U.S.-Turkey ties now have significant momentum, Senator Murphy says

By Thomson Reuters Feb 21, 2024 | 4:44 AM

By Daren Butler

ISTANBUL (Reuters) – There is significant momentum in relations between the United States and Turkey upon which the two NATO allies can capitalise, U.S. Senator Chris Murphy said on Wednesday during a visit to Turkey following its approval of Sweden’s NATO membership bid.

Ties between them have long been strained by issues ranging from Turkey’s purchase of Russian S-400 missile defence systems to U.S. support for a Kurdish militia in Syria that Ankara regards as a terrorist group, and various human rights issues.

“You definitely feel some real new, purposeful, good feeling in the relationship, and we very much felt that in all of our meetings yesterday,” Murphy told Reuters in an interview in Istanbul after talks in the capital Ankara with Turkish leaders.

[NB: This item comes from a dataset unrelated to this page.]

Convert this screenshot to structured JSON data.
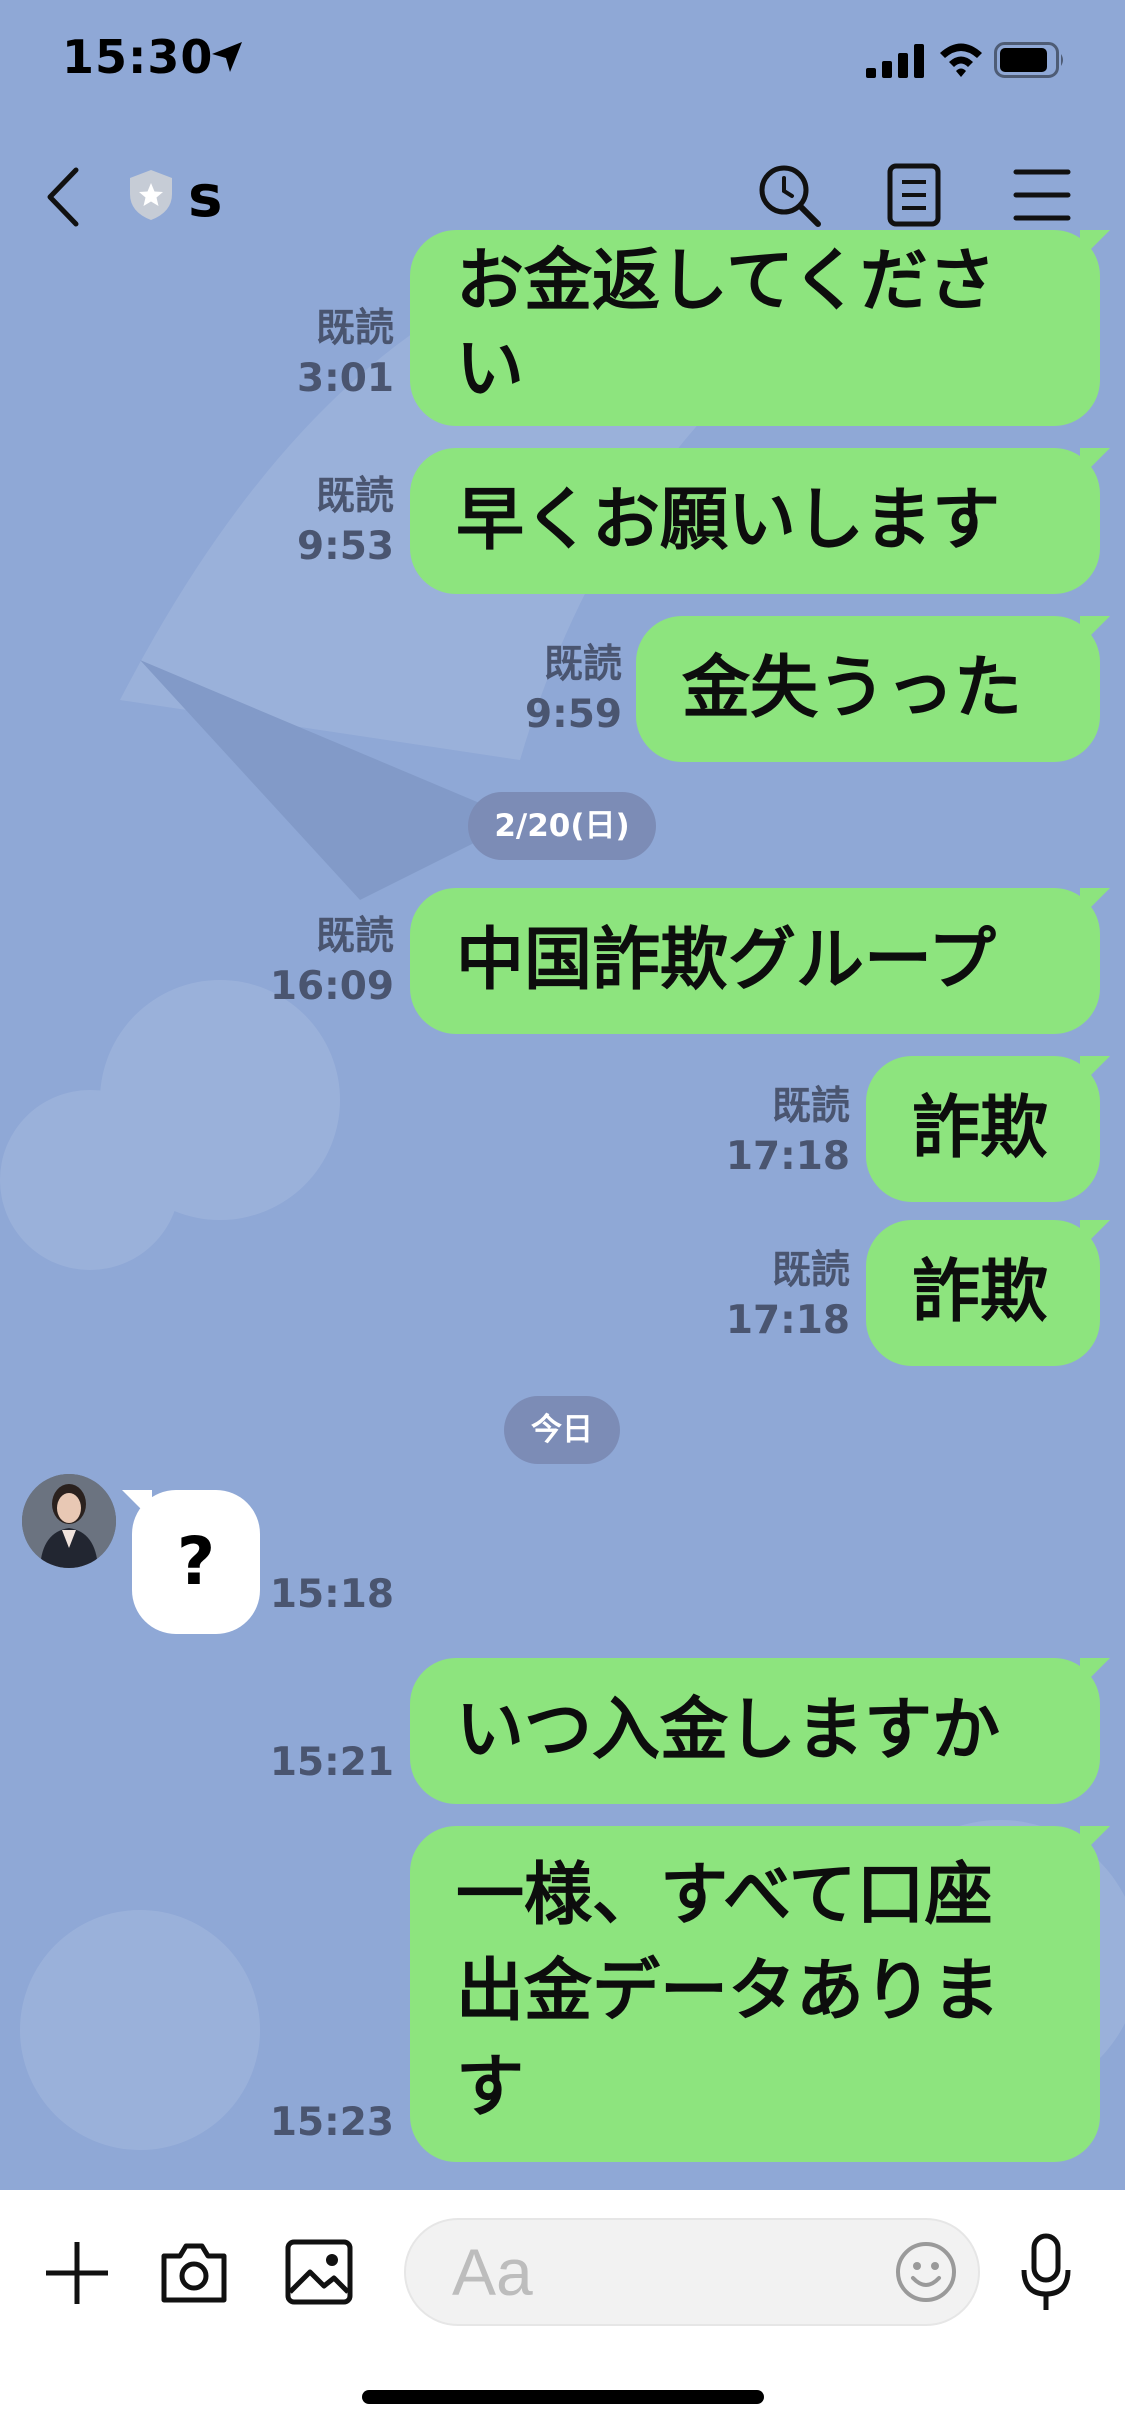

Last week, President Tayyip Erdogan himself spoke of a positive trend in relations between the two NATO allies, with the sale of F-16 fighter jets to Turkey going ahead after it ratified Sweden’s NATO accession following 20 months of delay.

Murphy and Senator Jeanne Shaheen met Erdogan and Foreign Minister Hakan Fidan to express gratitude for Turkey’s support on the issue and to discuss what will come next.

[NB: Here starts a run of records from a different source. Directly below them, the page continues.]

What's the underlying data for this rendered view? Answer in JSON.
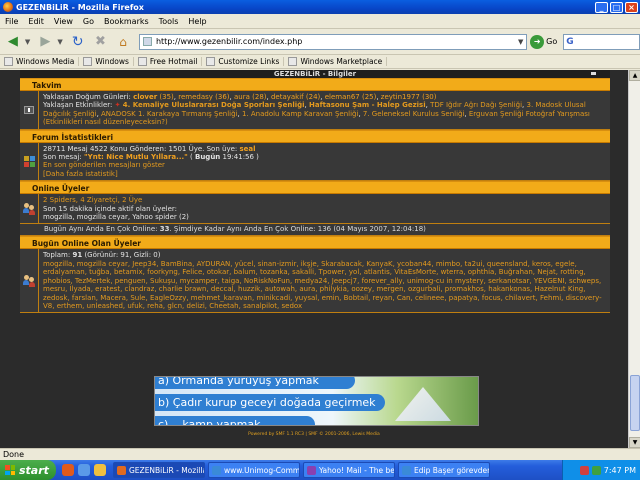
{
  "window": {
    "title": "GEZENBiLiR - Mozilla Firefox",
    "min": "_",
    "max": "□",
    "close": "×"
  },
  "menu": [
    "File",
    "Edit",
    "View",
    "Go",
    "Bookmarks",
    "Tools",
    "Help"
  ],
  "nav": {
    "url": "http://www.gezenbilir.com/index.php",
    "go_label": "Go",
    "search_engine": "G"
  },
  "bookmarks": [
    "Windows Media",
    "Windows",
    "Free Hotmail",
    "Customize Links",
    "Windows Marketplace"
  ],
  "page": {
    "topbar": "GEZENBiLiR - Bilgiler",
    "takvim": {
      "title": "Takvim",
      "birthday_label": "Yaklaşan Doğum Günleri:",
      "birthdays": [
        {
          "name": "clover",
          "age": "(35)"
        },
        {
          "name": "remedasy",
          "age": "(36)"
        },
        {
          "name": "aura",
          "age": "(28)"
        },
        {
          "name": "detayakif",
          "age": "(24)"
        },
        {
          "name": "eleman67",
          "age": "(25)"
        },
        {
          "name": "zeytin1977",
          "age": "(30)"
        }
      ],
      "events_label": "Yaklaşan Etkinlikler:",
      "events": [
        "4. Kemaliye Uluslararası Doğa Sporları Şenliği",
        "Haftasonu Şam - Halep Gezisi",
        "TDF Iğdır Ağrı Dağı Şenliği",
        "3. Madosk Ulusal Dağcılık Şenliği",
        "ANADOSK 1. Karakaya Tırmanış Şenliği",
        "1. Anadolu Kamp Karavan Şenliği",
        "7. Geleneksel Kurulus Senliği",
        "Erguvan Şenliği Fotoğraf Yarışması"
      ],
      "edit_link": "(Etkinlikleri nasıl düzenleyeceksin?)"
    },
    "stats": {
      "title": "Forum İstatistikleri",
      "line1_prefix": "28711 Mesaj 4522 Konu Gönderen: 1501 Üye. Son üye:",
      "last_member": "seal",
      "last_msg_label": "Son mesaj:",
      "last_msg_title": "\"Ynt: Nice Mutlu Yıllara...\"",
      "last_msg_when_prefix": "( ",
      "last_msg_when_day": "Bugün",
      "last_msg_when_time": "19:41:56 )",
      "recent_link": "En son gönderilen mesajları göster",
      "more_link": "[Daha fazla istatistik]"
    },
    "online": {
      "title": "Online Üyeler",
      "summary": "2 Spiders, 4 Ziyaretçi, 2 Üye",
      "last15": "Son 15 dakika içinde aktif olan üyeler:",
      "users": "mogzilla, mogzilla ceyar, Yahoo spider (2)",
      "strip_prefix": "Bugün Aynı Anda En Çok Online:",
      "strip_count": "33",
      "strip_suffix": ". Şimdiye Kadar Aynı Anda En Çok Online: 136 (04 Mayıs 2007, 12:04:18)"
    },
    "today": {
      "title": "Bugün Online Olan Üyeler",
      "total_label": "Toplam:",
      "total_count": "91",
      "total_rest": "(Görünür: 91, Gizli: 0)",
      "users": "mogzilla, mogzilla ceyar, Jeep34, BamBina, AYDURAN, yücel, sinan-izmir, ikşje, Skarabacak, KanyaK, ycoban44, mimbo, ta2ui, queensland, keros, egele, erdalyaman, tuğba, betamix, foorkyng, Felice, otokar, balum, tozanka, sakalli, Tpower, yol, atlantis, VitaEsMorte, wterra, ophthia, Buğrahan, Nejat, rotting, phobios, TezMertek, penguen, Sukuşu, mycamper, taiga, NoRiskNoFun, medya24, Jeepcj7, forever_ally, unimog-cu in mystery, serkanotsar, YEVGENI, schweps, mesru, İlyada, eratest, clandraz, charlie brawn, deccal, huzzik, autowah, aura, philykia, oozey, mergen, ozgurbali, promakhos, hakankonas, Hazelnut King, zedosk, farslan, Macera, Sule, EagleOzzy, mehmet_karavan, minikcadi, yuysal, emin, Bobtail, reyan, Can, celineee, papatya, focus, chilavert, Fehmi, discovery-V8, erthem, unleashed, ufuk, reha, glcn, delizi, Cheetah, sanalpilot, sedox"
    },
    "banner": {
      "line1": "a) Ormanda yürüyüş yapmak",
      "line2": "b) Çadır kurup geceyi doğada geçirmek",
      "line3": "c) ...kamp yapmak"
    },
    "footer": "Powered by SMF 1.1 RC3 | SMF © 2001-2006, Lewis Media"
  },
  "status": "Done",
  "taskbar": {
    "start": "start",
    "tasks": [
      "GEZENBiLiR - Mozilla F...",
      "www.Unimog-Commu...",
      "Yahoo! Mail - The bes...",
      "Edip Başer görevden ..."
    ],
    "clock": "7:47 PM"
  }
}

“I think this is a moment of significant momentum for the U.S.-Turkey partnership,” he said, with many issues on which they can try to capitalise in “a complicated alliance that has ups and downs.”


Murphy said Russia and Ukraine topped the agenda in talks, notably the need to work more closely “to make sure that Turkey doesn’t continue as a place where Russia can get around U.S. sanctions.”

Reuters on Monday exclusively reported sources as saying that a U.S. threat to impose sanctions on financial firms doing business with Russia had chilled Turkish-Russian trade. Ankara has said it takes measures to avoid being a haven for sanctions to be circumvented.

“We heard a lot of support for an increased partnership. I think the Sweden vote and the F-16 decision will make it easier for us to work more closely together on helping to enforce U.S. sanctions,” Murphy said.

He said they discussed some potential new paths forward to formalise work on sanctions coordination.

Murphy said there was also potential to find a path forward on the issue of Turkey’s purchase of the Russian S-400 systems, which prompted Washington to impose sanctions on Turkey’s defence industry in 2020.

The talks in Ankara dealt with the “very delicate topic” of Syria, amid long-running tensions over U.S. support for forces in a coalition against Islamic State militants that Turkey says are part of a terrorist group. Ankara has repeatedly demanded that its ally cut its support and partnership with the group.

“This opening in the U.S.-Turkey relationship gives us a chance to sit down at the table and really honestly talk about whether there is a way to work more closely together in Syria,” he said.